The Code also defines normal working hours. It is 40 hours per week. For some categories of employees, reduced working hours should be established. For example, for workers aged 16 to 18, it is 35 hours per week. The list of such employees is given in article 92 of the Labor Code. By agreement between the company and the employee, the latter may be assigned part-time work (). And in some situations, the company is obliged to do this. For example, at the request of a pregnant woman. In case of part-time work, the employee must work the number of hours that he agreed with the employer. For example, a company has a five-day work week with an 8-hour workday (that is, a 40-hour work week). At the request of an employee, he may be assigned not eight, but, for example, a seven- or six-hour working day (that is, a 35- or 30-hour working week). It is possible that an employee does not work five days a week, but less (for example, 4 or 3 days).

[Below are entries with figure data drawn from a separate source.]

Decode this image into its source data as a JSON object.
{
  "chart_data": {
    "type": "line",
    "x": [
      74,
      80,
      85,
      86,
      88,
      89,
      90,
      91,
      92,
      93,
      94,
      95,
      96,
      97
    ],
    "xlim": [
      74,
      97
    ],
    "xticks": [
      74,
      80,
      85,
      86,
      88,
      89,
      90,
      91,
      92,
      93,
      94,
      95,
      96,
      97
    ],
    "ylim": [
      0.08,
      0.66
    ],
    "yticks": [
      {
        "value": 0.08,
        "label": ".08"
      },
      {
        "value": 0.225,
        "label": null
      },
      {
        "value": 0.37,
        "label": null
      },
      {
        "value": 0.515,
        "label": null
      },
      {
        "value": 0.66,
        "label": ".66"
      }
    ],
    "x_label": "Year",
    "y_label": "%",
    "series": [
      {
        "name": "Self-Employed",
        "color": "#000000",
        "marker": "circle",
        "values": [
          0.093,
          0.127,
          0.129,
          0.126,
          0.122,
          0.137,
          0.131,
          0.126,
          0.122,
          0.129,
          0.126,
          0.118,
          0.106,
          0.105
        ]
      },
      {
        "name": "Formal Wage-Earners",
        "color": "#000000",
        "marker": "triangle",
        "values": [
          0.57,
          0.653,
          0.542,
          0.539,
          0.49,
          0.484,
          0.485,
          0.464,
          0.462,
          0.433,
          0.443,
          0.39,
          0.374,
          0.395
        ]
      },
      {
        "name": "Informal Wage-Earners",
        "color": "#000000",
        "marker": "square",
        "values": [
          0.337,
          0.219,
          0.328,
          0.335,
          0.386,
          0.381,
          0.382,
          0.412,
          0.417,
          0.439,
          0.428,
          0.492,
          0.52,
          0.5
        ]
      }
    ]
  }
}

() Art. 93 of the Labor Code of the Russian Federation

What is the difference between reduced and part-time work? The first is mandatory established in cases expressly provided for by the Labor Code. Otherwise, it will be considered as a violation of labor laws. The second is determined by agreement between the employee and the company. Moreover, the employing company is not obliged to establish part-time working hours (with the exception of those cases that we mentioned above).

If, at the initiative of the company, an employee worked beyond the normal working hours, this is considered overtime work. Therefore, overtime hours are paid at a higher rate.

Most small companies keep daily records of working hours. It is used for the same daily working hours. As we said above, with a 40-hour and five-day work week, this is 8 hours a day. If an employee works on a 35-hour and five-day working week, this is 7 hours a day, etc.

A weekly working time option is also available. In this case, the norm of working hours per week must be observed. For example, 40 hours for a five-day work week with two days off (Saturday and Sunday).

With this accounting, it is possible that the hours will not work on one or another day of the week with working off on another day. Suppose an employee worked 6 hours on Monday and 10 hours on Wednesday (all other days he worked 8 hours). In this situation, the normal hours of work will be respected. At the same time, the fact of working on Wednesday for 10 hours (2 hours more than expected) is not considered overtime work.

Often, due to the working conditions, it is impossible for an employee to comply with the daily (weekly) norm of working time. On some days he must work more than the established norm, on some - less. In such a situation, a summarized record of working time () is kept on it. In this case, the duration of working time should not exceed the normal number of working hours for the accounting period. Such a period can be any period of time defined in the company (for example, a month, a quarter, a half year). The maximum duration of the accounting period is one year.